Ma voix a tremblé. Prévisible. Tout cela est encore trop frais en moi. Me reviennent mes culpabilités : pas de sorties, pas de longues balades, de rires, de sprints ou de fausses scènes de lutte... Tout ce que je pouvais faire avant... Si seulement ma condition physique s'améliorait.

—Je crois que vous dites vrai, Renard. Vous êtes fourbe, mais vous ne mentez pas.

Non sans étonnement, je suis sorti de mes idées noires par sa voix plus douce. Je ne peux pas m'empêcher de plonger dans son regard, comme dans une mer de questions. Là, j'ai bien le temps de détailler chaque brin d'herbe de cette prairie cachée sous ses paupières. Oh, enfin un petit sourire ! Un vrai.

—Votre fille me parait bien élevée et énergique. Quel âge a-t-elle ?

—Onze ans et demi.

—Comment vous est venue l'idée de me mater ?

Oh, je vois... On endort un peu pour mieux renvoyer l'offensive ! Elle me fixe toujours. Son regard étréci par de sombres rancunes me déboussole, j'ai fait tomber ma réponse sur la table et je la cherche en même temps que mes mots. Il faut d'abord que je déglutisse, ça occupe le silence. Elle est penchée sur son assiette, les seins à moitié posés sur la table, ce qui étale un peu plus son décolleté. Misère. Ça ne me fait pas du bien, d'être sans partenaire depuis plus de deux ans. Je dois rester digne et sage. Au moindre faux pas de plus, pour sûr, elle s'en ira.

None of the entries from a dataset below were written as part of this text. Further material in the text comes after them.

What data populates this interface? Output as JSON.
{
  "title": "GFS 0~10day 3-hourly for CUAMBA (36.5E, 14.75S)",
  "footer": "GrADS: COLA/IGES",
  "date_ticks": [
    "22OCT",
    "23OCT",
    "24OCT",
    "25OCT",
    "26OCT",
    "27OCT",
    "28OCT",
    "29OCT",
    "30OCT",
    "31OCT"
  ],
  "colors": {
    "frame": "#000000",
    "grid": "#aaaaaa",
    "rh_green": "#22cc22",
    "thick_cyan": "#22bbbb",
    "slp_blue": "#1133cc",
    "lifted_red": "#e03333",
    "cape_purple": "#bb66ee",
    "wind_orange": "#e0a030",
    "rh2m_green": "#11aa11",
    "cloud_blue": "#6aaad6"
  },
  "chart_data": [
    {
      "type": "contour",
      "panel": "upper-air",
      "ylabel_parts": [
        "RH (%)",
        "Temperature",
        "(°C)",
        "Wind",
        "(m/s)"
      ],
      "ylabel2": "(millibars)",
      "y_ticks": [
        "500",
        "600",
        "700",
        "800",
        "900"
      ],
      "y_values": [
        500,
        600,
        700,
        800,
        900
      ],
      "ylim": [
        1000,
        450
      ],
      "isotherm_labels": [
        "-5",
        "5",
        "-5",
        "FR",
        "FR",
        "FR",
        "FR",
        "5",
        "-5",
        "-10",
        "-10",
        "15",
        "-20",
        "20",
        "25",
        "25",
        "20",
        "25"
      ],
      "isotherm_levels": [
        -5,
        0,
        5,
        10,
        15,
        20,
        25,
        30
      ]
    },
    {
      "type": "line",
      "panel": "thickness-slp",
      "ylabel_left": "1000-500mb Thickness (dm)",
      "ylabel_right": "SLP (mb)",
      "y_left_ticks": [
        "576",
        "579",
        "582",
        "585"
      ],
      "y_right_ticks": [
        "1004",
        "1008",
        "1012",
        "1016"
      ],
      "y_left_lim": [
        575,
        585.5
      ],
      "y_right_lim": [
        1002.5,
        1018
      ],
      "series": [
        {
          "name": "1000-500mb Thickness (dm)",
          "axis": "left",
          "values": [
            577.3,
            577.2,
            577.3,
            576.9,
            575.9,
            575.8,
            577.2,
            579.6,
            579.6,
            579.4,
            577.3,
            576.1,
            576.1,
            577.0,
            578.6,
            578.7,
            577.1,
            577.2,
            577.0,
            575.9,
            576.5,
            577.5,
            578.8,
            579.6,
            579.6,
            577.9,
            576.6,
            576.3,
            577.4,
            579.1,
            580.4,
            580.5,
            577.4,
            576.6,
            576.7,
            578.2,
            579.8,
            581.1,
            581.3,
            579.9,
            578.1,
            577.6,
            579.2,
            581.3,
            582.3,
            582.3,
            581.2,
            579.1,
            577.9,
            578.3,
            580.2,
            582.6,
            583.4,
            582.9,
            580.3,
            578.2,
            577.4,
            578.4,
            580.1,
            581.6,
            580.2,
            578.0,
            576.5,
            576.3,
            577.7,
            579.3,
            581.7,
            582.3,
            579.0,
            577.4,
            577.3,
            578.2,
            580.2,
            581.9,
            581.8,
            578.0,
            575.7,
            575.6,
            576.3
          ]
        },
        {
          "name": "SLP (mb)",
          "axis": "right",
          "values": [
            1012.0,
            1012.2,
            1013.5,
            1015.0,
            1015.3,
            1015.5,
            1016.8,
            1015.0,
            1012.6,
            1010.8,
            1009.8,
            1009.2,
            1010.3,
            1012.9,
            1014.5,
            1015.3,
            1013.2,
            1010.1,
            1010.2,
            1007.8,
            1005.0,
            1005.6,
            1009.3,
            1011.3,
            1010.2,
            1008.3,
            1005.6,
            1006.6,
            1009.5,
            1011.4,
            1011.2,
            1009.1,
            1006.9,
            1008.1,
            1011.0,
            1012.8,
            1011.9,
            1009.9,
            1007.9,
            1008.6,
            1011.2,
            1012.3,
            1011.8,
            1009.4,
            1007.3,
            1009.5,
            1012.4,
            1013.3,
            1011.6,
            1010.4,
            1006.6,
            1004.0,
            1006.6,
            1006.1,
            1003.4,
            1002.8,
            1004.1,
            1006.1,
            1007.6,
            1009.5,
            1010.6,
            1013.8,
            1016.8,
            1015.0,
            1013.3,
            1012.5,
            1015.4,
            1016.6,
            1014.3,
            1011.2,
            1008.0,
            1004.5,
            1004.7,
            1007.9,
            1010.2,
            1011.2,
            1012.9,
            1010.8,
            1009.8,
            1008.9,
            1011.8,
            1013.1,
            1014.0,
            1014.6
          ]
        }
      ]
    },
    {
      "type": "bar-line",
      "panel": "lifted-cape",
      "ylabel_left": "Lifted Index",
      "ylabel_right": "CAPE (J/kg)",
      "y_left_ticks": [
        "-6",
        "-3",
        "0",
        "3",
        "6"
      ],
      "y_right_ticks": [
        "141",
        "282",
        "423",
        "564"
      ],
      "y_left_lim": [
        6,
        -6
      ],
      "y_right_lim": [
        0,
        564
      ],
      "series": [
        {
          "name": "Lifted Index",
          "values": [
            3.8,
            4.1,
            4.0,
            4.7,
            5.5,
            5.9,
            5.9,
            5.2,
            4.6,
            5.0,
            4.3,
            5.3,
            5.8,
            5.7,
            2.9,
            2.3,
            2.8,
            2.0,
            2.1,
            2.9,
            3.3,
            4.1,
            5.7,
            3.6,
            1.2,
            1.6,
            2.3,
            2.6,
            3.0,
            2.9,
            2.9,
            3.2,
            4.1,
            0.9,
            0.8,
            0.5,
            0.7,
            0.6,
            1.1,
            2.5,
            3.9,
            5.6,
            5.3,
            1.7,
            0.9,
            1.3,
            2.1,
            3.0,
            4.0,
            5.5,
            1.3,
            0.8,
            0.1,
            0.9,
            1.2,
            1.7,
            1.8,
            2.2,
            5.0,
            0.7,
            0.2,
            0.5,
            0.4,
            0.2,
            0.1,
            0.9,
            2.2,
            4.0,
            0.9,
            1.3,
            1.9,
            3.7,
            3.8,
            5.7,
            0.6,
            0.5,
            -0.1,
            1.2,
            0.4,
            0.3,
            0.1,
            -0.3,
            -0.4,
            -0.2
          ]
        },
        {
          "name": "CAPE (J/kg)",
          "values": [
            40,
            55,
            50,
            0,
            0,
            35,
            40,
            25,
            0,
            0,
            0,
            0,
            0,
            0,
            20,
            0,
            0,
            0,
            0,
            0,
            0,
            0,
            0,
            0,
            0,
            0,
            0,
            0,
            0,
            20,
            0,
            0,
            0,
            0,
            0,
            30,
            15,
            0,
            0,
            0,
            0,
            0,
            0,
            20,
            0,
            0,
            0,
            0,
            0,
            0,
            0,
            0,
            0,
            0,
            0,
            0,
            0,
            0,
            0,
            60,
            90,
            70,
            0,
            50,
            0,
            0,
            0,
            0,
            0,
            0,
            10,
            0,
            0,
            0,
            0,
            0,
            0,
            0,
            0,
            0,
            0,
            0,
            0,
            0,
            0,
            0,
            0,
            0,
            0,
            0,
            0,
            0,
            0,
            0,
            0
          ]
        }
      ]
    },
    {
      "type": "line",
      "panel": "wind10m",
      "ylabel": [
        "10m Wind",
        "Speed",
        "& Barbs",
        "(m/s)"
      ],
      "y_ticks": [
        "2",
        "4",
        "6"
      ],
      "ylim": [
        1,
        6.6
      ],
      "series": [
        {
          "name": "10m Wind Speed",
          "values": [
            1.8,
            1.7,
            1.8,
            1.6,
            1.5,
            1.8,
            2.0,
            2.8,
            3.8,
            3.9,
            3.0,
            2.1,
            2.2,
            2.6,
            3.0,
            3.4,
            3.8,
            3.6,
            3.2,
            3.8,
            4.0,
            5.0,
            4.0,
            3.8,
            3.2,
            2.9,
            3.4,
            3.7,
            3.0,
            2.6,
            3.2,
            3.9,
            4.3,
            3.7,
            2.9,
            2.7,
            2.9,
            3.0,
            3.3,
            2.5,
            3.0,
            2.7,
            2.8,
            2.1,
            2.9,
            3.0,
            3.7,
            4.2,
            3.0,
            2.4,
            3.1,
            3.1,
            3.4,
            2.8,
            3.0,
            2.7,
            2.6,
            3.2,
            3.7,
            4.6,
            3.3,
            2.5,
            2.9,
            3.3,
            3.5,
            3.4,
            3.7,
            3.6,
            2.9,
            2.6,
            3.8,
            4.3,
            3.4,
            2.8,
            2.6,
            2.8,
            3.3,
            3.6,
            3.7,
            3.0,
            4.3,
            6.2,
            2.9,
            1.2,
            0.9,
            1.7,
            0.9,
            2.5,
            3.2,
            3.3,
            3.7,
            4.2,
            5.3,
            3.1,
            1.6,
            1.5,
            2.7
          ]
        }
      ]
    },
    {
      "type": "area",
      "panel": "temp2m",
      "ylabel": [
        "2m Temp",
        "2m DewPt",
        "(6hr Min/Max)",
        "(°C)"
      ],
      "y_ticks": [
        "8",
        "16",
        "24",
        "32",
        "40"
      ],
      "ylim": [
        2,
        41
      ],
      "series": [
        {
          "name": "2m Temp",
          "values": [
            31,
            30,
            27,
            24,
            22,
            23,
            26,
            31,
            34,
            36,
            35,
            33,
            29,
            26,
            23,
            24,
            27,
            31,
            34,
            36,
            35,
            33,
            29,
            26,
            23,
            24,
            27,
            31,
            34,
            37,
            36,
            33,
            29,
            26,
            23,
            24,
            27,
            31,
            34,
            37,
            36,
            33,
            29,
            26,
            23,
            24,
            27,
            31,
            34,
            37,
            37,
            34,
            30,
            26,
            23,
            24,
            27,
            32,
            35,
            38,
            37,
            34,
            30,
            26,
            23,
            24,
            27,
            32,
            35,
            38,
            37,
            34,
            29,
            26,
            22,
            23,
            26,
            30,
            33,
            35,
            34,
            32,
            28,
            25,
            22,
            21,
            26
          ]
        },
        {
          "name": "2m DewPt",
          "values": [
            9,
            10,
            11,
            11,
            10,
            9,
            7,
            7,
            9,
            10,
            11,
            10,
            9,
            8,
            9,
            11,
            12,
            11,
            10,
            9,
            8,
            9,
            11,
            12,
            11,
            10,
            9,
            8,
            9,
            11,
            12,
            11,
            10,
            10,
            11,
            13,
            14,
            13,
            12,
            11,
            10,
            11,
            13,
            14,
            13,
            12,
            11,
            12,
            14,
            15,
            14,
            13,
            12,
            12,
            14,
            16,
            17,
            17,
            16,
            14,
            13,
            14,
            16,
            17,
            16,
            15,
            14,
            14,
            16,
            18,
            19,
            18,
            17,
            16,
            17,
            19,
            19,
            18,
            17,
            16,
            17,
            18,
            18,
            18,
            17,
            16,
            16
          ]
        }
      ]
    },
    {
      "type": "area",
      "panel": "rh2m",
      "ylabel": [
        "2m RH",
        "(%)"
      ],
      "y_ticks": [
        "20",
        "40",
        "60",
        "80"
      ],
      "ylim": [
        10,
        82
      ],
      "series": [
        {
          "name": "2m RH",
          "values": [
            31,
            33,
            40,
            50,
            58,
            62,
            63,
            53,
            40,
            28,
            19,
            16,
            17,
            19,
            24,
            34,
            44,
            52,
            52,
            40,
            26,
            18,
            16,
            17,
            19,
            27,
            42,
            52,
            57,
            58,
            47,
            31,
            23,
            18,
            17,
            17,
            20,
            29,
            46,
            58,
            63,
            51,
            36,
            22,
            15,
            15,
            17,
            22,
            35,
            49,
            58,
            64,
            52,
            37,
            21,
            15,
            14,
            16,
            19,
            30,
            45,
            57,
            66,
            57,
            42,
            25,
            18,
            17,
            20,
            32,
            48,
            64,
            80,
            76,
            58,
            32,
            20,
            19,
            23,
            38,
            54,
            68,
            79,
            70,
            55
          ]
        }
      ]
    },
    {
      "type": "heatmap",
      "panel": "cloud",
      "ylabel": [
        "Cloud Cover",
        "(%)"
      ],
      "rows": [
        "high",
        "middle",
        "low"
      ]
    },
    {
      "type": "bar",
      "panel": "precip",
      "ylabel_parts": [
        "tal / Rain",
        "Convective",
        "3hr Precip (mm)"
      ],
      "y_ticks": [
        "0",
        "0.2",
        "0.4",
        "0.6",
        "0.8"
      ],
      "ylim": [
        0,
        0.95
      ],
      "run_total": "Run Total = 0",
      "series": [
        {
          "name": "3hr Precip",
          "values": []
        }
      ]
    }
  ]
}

J'attends qu'elle reprenne une bouchée en rompant le contact visuel pour retrouver ces fameux mots. Je regarde mon plat vide et ma voix sort tel un songe lointain. Si je me tourne vers elle, je crains de ne pas en dire assez à son goût avant de perdre pied.

—Une nuit de juillet. Il faisait chaud. J'avais ouvert la fenêtre et m'étais assis tout près. Je regardais la Grand Place. J'ai vu de l'animation chez vous. J'ai regardé plus attentivement, et... vous dansiez, avec une amie...

Je risque un coup d'œil vers elle ; elle a cessé de mâcher et rougit jusqu'aux oreilles. OK. Une super timide. Pas sûr qu'elle ait été super volontaire ou consciente de s'être exhibée à tant de monde les fenêtres ouvertes. Je la déleste de mon regard, à la fois gêné et ravi qu'il ait causé des troubles.

—... Votre silhouette m'a plu et j'ai tellement voulu voir de plus près votre visage, vos traits, que j'ai vite pris mon appareil photo en utilisant le zoom, afin de vous observer plus en détail. Les jours qui ont suivi, j'ai ressenti le besoin de... de recommencer. Quand vous preniez vos verres sur le balcon. Alors après, je me suis dit que passer à des échanges épistolaires serait amusant et instructif. Que ce serait moins intrusif que... ma présence physique près de vous. Je voulais juste en savoir plus sur vous. Vous connaître. Je n'avais pas imaginé vous faire si vite peur, pour moi, ce n'était qu'un petit jeu, je vous assure.